At the same time, conversations with academic colleagues in philosophy revealed how different conclusions about discounting are being debated in climate change policy. He soon decided to write a “biography of calculation'' on financial discounting.
“I knew my next book had to be about this,” Dillinger says. “I was very interested in the deep roots of the history of discounting, and it has a lot of urgency right now.”
Dellinger said the book will include material on the financing of British cathedrals, the heavy use of discounts in mining during the Industrial Revolution, the resurgence of discounts in policy circles in the 1960s, and climate change. In each case, he carefully looks at the benefits and historical dynamics behind the use of discounts.

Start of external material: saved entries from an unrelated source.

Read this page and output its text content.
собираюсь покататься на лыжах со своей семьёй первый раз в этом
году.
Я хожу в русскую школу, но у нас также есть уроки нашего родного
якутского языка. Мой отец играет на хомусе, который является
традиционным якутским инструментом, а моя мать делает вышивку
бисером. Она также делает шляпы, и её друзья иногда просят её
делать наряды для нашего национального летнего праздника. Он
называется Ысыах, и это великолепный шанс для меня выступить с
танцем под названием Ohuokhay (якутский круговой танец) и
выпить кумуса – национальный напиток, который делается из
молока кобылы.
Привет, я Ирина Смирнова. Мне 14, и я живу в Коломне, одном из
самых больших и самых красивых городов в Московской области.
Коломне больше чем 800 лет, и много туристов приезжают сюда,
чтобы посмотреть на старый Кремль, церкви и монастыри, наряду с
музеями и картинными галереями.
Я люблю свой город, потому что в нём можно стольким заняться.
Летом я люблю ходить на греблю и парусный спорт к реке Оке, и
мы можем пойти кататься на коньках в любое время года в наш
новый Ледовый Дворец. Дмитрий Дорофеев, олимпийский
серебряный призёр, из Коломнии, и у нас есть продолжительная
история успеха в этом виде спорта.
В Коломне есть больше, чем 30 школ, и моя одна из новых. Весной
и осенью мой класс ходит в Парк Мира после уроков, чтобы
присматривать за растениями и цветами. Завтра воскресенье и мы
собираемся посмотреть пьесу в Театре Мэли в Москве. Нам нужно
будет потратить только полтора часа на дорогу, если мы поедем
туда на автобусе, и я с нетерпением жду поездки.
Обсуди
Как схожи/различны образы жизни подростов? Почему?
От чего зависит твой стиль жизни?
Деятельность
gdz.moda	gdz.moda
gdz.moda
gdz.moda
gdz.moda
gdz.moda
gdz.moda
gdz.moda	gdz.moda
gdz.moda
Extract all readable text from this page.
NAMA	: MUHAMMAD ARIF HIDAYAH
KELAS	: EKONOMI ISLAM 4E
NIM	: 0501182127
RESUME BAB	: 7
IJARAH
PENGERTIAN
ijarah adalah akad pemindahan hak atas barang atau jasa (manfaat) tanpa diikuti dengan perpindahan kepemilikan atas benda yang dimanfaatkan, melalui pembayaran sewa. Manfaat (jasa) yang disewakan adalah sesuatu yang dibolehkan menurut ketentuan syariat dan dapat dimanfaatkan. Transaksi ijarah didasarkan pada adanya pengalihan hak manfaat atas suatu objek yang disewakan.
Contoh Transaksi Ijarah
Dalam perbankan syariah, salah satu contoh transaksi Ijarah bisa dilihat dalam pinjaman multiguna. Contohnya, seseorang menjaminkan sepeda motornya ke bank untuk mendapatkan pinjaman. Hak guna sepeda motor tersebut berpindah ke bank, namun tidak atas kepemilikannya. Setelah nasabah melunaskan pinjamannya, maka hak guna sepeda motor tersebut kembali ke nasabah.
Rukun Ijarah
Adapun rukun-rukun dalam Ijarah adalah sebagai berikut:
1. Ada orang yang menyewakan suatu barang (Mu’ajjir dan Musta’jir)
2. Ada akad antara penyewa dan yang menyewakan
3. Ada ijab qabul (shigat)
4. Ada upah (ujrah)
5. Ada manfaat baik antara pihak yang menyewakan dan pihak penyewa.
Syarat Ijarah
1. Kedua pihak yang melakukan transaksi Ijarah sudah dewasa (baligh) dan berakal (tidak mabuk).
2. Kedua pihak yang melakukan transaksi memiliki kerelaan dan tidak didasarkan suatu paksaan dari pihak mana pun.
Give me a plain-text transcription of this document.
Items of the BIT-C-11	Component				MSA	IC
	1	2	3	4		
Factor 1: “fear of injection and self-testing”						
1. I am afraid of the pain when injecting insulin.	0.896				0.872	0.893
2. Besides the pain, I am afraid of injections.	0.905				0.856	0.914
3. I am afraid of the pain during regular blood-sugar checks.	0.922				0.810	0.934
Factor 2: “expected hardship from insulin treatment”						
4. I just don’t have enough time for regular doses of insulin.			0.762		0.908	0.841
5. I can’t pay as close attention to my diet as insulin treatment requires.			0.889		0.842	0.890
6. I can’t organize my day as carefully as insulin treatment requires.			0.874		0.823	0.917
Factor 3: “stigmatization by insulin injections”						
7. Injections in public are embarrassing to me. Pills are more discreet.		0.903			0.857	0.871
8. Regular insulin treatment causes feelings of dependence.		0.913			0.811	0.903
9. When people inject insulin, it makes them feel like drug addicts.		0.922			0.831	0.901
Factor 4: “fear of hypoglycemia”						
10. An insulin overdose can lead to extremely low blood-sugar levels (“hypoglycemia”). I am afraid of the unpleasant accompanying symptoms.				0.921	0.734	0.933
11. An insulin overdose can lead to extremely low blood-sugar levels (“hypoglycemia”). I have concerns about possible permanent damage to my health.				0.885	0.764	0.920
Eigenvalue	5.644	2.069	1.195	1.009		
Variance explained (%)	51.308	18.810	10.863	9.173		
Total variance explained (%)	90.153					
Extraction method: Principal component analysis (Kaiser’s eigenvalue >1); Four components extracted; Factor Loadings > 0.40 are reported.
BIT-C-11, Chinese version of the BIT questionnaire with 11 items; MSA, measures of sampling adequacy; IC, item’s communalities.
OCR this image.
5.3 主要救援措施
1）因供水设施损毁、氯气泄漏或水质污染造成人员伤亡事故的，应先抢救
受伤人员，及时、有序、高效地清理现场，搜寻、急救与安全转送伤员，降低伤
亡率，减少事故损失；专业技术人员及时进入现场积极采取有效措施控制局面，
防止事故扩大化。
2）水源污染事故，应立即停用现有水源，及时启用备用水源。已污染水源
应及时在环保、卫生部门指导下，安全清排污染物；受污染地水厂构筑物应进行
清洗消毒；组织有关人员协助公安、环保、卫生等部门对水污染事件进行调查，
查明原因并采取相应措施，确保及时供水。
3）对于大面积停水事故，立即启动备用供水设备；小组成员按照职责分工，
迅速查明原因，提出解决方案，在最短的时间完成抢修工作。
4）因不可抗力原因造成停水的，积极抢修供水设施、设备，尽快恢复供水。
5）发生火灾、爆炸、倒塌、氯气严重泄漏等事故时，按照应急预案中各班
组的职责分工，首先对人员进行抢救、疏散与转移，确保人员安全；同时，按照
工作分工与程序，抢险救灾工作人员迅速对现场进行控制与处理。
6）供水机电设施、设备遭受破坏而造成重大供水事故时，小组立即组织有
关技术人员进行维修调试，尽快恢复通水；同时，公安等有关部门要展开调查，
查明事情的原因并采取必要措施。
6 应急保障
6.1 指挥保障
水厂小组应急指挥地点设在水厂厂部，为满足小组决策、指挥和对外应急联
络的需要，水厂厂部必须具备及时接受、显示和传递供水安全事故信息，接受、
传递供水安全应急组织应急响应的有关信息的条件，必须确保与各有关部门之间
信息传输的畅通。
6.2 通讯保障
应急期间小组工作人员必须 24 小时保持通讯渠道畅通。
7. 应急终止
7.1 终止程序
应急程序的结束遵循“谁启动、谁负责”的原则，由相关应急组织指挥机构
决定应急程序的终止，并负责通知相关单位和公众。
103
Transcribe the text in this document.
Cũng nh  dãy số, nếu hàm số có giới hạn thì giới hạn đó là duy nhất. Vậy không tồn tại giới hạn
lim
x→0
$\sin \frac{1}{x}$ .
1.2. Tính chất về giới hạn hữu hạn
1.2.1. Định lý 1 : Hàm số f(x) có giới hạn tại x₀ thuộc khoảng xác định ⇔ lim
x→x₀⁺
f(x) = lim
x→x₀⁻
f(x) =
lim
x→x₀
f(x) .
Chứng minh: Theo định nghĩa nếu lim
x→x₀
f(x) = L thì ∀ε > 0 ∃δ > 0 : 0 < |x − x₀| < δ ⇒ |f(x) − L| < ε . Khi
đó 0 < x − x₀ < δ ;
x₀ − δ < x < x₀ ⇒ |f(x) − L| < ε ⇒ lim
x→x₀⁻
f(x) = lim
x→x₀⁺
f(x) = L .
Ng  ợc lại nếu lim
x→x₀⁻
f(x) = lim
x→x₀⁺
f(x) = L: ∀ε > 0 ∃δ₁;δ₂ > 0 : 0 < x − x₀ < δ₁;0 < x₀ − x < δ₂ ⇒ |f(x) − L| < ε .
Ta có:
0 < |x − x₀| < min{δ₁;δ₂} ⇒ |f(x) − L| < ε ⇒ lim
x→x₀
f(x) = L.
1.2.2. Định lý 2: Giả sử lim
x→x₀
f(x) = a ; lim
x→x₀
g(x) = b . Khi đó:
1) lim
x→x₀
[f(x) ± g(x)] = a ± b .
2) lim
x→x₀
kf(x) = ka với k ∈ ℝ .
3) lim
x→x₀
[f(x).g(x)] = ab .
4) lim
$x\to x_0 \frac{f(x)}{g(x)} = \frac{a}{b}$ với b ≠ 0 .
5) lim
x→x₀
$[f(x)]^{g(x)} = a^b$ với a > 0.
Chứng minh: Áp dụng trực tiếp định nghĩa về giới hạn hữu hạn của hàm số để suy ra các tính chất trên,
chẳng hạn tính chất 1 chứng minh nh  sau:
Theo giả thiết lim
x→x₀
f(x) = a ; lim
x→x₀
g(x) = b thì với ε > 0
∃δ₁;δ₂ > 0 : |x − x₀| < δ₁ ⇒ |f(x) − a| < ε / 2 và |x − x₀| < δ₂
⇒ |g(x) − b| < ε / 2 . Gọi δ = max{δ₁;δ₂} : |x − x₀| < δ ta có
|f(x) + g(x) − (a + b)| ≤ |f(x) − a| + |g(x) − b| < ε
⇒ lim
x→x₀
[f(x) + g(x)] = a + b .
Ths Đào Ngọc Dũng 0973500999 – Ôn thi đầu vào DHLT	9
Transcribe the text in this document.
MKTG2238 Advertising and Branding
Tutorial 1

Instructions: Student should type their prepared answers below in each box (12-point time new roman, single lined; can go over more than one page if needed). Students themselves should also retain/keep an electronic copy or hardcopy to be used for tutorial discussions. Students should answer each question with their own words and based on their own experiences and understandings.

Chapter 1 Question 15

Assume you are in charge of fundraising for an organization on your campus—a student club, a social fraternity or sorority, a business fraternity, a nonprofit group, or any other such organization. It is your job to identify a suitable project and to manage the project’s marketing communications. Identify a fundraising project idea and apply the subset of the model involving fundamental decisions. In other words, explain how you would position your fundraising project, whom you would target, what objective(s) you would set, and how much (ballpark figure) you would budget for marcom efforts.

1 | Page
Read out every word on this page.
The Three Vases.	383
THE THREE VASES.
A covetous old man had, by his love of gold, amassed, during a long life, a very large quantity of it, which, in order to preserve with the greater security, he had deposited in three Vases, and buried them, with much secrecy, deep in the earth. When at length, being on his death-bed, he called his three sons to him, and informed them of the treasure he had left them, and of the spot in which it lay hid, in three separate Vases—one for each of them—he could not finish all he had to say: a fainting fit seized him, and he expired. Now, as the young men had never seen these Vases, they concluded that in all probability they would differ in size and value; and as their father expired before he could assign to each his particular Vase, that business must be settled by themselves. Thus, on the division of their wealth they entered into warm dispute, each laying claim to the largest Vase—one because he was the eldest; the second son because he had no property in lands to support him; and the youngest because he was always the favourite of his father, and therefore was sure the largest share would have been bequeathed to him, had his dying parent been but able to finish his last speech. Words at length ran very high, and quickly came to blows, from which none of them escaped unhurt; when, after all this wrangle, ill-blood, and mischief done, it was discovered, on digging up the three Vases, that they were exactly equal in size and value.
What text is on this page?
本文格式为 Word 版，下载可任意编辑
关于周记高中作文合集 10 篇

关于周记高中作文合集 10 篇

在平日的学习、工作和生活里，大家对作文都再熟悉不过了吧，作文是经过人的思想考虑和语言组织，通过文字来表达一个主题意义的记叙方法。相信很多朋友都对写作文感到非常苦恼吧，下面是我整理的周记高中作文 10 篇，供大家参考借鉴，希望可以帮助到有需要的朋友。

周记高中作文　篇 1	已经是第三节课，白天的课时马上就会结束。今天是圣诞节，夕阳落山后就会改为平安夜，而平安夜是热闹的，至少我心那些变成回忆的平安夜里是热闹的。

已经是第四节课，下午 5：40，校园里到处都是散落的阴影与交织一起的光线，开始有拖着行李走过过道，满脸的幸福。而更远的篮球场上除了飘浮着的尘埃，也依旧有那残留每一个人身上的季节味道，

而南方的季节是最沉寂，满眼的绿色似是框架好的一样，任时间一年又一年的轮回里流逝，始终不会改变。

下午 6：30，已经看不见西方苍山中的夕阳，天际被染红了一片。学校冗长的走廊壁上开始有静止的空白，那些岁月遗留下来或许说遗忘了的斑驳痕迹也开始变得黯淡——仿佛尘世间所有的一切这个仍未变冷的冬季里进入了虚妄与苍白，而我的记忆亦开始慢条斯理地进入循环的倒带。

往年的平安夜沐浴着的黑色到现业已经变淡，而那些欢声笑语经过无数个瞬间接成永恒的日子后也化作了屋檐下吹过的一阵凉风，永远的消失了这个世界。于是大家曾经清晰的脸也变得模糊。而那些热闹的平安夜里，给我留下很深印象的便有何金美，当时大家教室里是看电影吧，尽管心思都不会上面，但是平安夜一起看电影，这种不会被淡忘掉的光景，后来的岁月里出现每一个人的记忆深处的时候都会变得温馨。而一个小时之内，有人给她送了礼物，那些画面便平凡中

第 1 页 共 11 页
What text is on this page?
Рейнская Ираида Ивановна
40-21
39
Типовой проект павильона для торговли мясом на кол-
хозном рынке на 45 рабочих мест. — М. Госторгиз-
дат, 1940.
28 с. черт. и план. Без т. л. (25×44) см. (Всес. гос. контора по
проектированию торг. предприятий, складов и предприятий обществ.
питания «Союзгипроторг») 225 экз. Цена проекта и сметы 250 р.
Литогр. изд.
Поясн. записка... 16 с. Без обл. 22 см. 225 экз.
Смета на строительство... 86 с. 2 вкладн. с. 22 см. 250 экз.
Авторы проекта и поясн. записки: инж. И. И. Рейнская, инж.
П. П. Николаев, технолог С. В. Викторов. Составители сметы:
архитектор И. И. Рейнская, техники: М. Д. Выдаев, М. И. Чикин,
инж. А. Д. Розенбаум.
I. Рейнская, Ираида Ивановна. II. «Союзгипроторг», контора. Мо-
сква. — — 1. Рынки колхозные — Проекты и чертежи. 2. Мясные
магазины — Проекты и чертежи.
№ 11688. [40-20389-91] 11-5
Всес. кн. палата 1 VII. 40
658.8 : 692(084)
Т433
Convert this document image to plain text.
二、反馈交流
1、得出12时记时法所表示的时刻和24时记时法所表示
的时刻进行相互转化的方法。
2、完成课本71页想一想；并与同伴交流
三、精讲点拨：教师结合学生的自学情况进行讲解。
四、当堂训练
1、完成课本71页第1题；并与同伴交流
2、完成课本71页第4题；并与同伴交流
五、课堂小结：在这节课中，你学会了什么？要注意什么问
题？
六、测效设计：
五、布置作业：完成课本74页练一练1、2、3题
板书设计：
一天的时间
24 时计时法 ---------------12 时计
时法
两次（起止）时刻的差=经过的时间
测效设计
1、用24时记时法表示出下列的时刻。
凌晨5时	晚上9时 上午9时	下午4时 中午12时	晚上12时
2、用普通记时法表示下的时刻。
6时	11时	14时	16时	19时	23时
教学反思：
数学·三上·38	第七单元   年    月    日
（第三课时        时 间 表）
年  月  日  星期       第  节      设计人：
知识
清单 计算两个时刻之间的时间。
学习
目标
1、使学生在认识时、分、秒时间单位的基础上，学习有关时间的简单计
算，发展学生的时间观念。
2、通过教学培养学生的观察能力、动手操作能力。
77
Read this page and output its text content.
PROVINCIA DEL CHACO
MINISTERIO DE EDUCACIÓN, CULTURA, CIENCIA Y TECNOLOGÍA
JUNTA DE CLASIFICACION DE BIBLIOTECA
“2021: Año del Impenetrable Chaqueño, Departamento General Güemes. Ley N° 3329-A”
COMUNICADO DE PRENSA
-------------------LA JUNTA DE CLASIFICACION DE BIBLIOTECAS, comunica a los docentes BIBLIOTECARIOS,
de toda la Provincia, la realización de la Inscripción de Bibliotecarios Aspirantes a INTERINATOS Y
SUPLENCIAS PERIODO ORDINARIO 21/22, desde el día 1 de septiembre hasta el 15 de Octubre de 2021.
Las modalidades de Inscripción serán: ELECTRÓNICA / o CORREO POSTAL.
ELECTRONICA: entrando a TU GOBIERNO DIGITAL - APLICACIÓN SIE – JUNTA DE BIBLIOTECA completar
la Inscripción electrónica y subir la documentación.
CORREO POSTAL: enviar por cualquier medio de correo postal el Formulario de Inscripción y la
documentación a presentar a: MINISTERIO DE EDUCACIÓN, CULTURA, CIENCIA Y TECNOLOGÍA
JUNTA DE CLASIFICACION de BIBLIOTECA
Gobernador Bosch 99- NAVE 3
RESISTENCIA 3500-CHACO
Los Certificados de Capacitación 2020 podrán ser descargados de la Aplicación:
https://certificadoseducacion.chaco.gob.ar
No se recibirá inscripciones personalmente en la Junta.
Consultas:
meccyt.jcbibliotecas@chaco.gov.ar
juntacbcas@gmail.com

“For people who regularly take advantage of discounts, it's like gravity. It's clear that being rational means discounting the future according to this formula,” says Dellinger. “But if you look at history, what is considered rational is part of a very long historical chain of people applying this calculation in different ways, and over time… That's the way things are done. I'm very interested in deconstructing the idea that this is more like a timeless rational calculation than a product of this interesting history.”
Dellinger said his work at STS helped him connect numerous historical periods into one book about the different ways discounts have been used.
“I don't know if following books that span the 17th to 21st centuries would have been something I would have done in any other context,” Dellinger says. He is also quick to credit his colleagues at STS and other programs for helping create an academic environment in which he could thrive.
“I came in with a really great group of other scholars at SHASS,” Dellinger said, referring to the MIT School of Humanities, Arts, and Social Sciences. He joins fellow STS colleagues Robin Scheffler, historian Megan Black, and historian Kayleigh Horan, who along with Dellinger has taught graduate school on the concept of risk in history, who won tenure last year. It lists people who have done so. Overall, Dellinger said, the institute was the perfect place for him to pursue interdisciplinary research on technological thought in history.
“I work on things that are very old and very technical,” says Derringer. “But at MIT, I found that people from all walks of life were cheerful and welcoming when they heard about my interests.”